Socialization of cats refers to introducing them to places, people, things, other animals, etc., in a way that creates no fear of such things. We do so in an attempt to raise a self confident cat and lessen any handling issues in the future. It is necessary, but rarely performed. It helps to erase fears of any new stimuli as well.
Most of our cats live quietly in our homes and do not go out except to visit the vet. Unfortunately, that creates suspicion and fear. Some cats are social enough to visit when friends come over, but many run and hide. Socialization of kittens not only negates the fear, but increases brain development (for more information, see books page, history/evolution/biology). Kittens can easily be socialized to other animals, people, medical procedures/physical exam, vacuum cleaners and a myriad of other things.
Kitten socialization can begin as early as two weeks of age, providing mama cat will allow handling. Cuddling kittens creates a positive association with people. During the first several weeks after birth, kittens should be introduced to many people, animals, and other sights and sounds. Once kittens have received their first set of shots, they can enter Kitten Kindergarten. Here they are introduced to more handling, other kittens and proper social play, training to accept physical exams, medical procedures and grooming to name a few. Each of these exercises is accompanied with treats of baby food or canned kitten food to create positive associations. Care givers are encouraged to continue these exercises at home. Many veterinarian offices offer Kitten Kindergartens. If there isn't one near you, you can begin your own. Ask your veterinarian if you can bring the kitten by for "social" visits. Technicians or veterinarians can perform mock physical exams/medical procedures, provide affection, treats and good experiences. Do this once a week for several weeks, then drop back to once monthly. As the kitten becomes a cat, visit at least twice yearly. One visit can be the annual exam, the other a social visit.
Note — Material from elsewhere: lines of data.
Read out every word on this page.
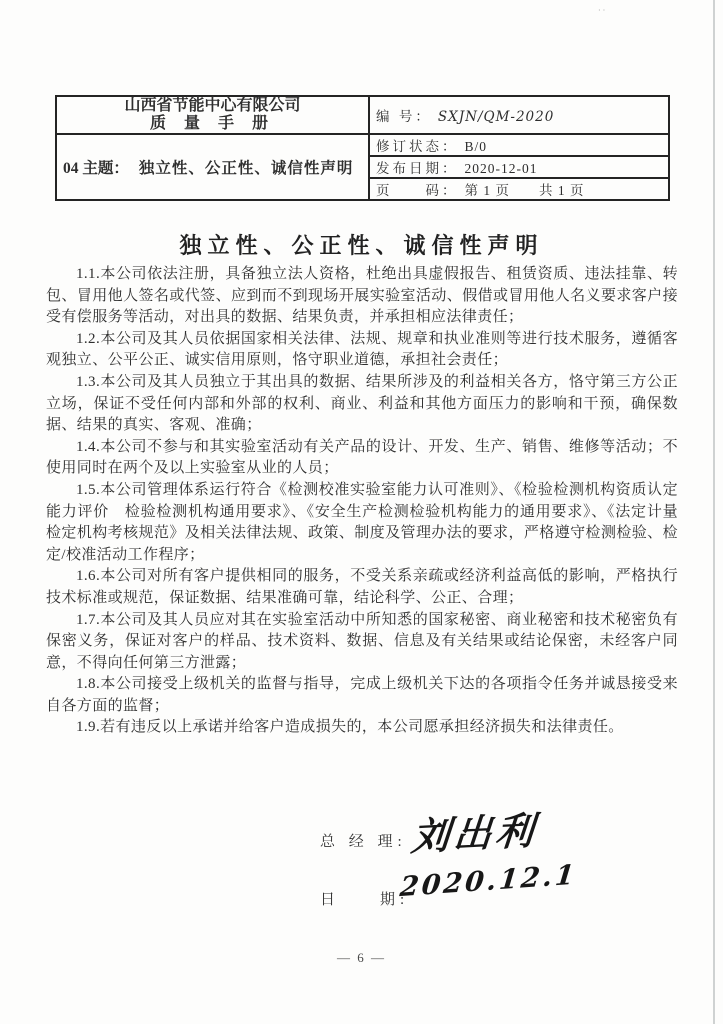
··
山西省节能中心有限公司
质 量 手 册	编 号： SXJN/QM-2020
04 主题： 独立性、公正性、诚信性声明	修订状态： B/0
	发布日期： 2020-12-01
	页　　码： 第 1 页　　共 1 页
独立性、公正性、诚信性声明

1.1.本公司依法注册，具备独立法人资格，杜绝出具虚假报告、租赁资质、违法挂靠、转包、冒用他人签名或代签、应到而不到现场开展实验室活动、假借或冒用他人名义要求客户接受有偿服务等活动，对出具的数据、结果负责，并承担相应法律责任；

1.2.本公司及其人员依据国家相关法律、法规、规章和执业准则等进行技术服务，遵循客观独立、公平公正、诚实信用原则，恪守职业道德，承担社会责任；

1.3.本公司及其人员独立于其出具的数据、结果所涉及的利益相关各方，恪守第三方公正立场，保证不受任何内部和外部的权利、商业、利益和其他方面压力的影响和干预，确保数据、结果的真实、客观、准确；

1.4.本公司不参与和其实验室活动有关产品的设计、开发、生产、销售、维修等活动；不使用同时在两个及以上实验室从业的人员；

1.5.本公司管理体系运行符合《检测校准实验室能力认可准则》、《检验检测机构资质认定能力评价　检验检测机构通用要求》、《安全生产检测检验机构能力的通用要求》、《法定计量检定机构考核规范》及相关法律法规、政策、制度及管理办法的要求，严格遵守检测检验、检定/校准活动工作程序；

1.6.本公司对所有客户提供相同的服务，不受关系亲疏或经济利益高低的影响，严格执行技术标准或规范，保证数据、结果准确可靠，结论科学、公正、合理；

1.7.本公司及其人员应对其在实验室活动中所知悉的国家秘密、商业秘密和技术秘密负有保密义务，保证对客户的样品、技术资料、数据、信息及有关结果或结论保密，未经客户同意，不得向任何第三方泄露；

1.8.本公司接受上级机关的监督与指导，完成上级机关下达的各项指令任务并诚恳接受来自各方面的监督；

1.9.若有违反以上承诺并给客户造成损失的，本公司愿承担经济损失和法律责任。

总 经 理: 刘出利
日　　期:
2020.12.1
— 6 —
In the meantime, practice the physical exam procedures with your kitten/now cat at home to continue good results. A couple of other good socialization efforts include visiting the local pet store with kitty in the carrier and going for walks. Walks can be either once leash-trained or in a pet stroller.
Adolescent or adult cats can be socialized as well, but caution should be used. If kitty is very timid, the socialization process will need to be slow with liberal use of positive associations (using positive reinforcement). Start by having a friend come over to your home and help with simple exercises. Sit in a room, calmly talking. The quiet may draw kitty out, but it may be necessary for the friend to sneak some treats to kitty's location. With care and patience, kitty will begin to trust that individual and enjoy the visits, ultimately coming out to visit while the friend is visiting. Expand this training with more people over time. Socialization of adults IS possible, but requires much patience and care. Proceeding too quickly can worsen kitty's fears.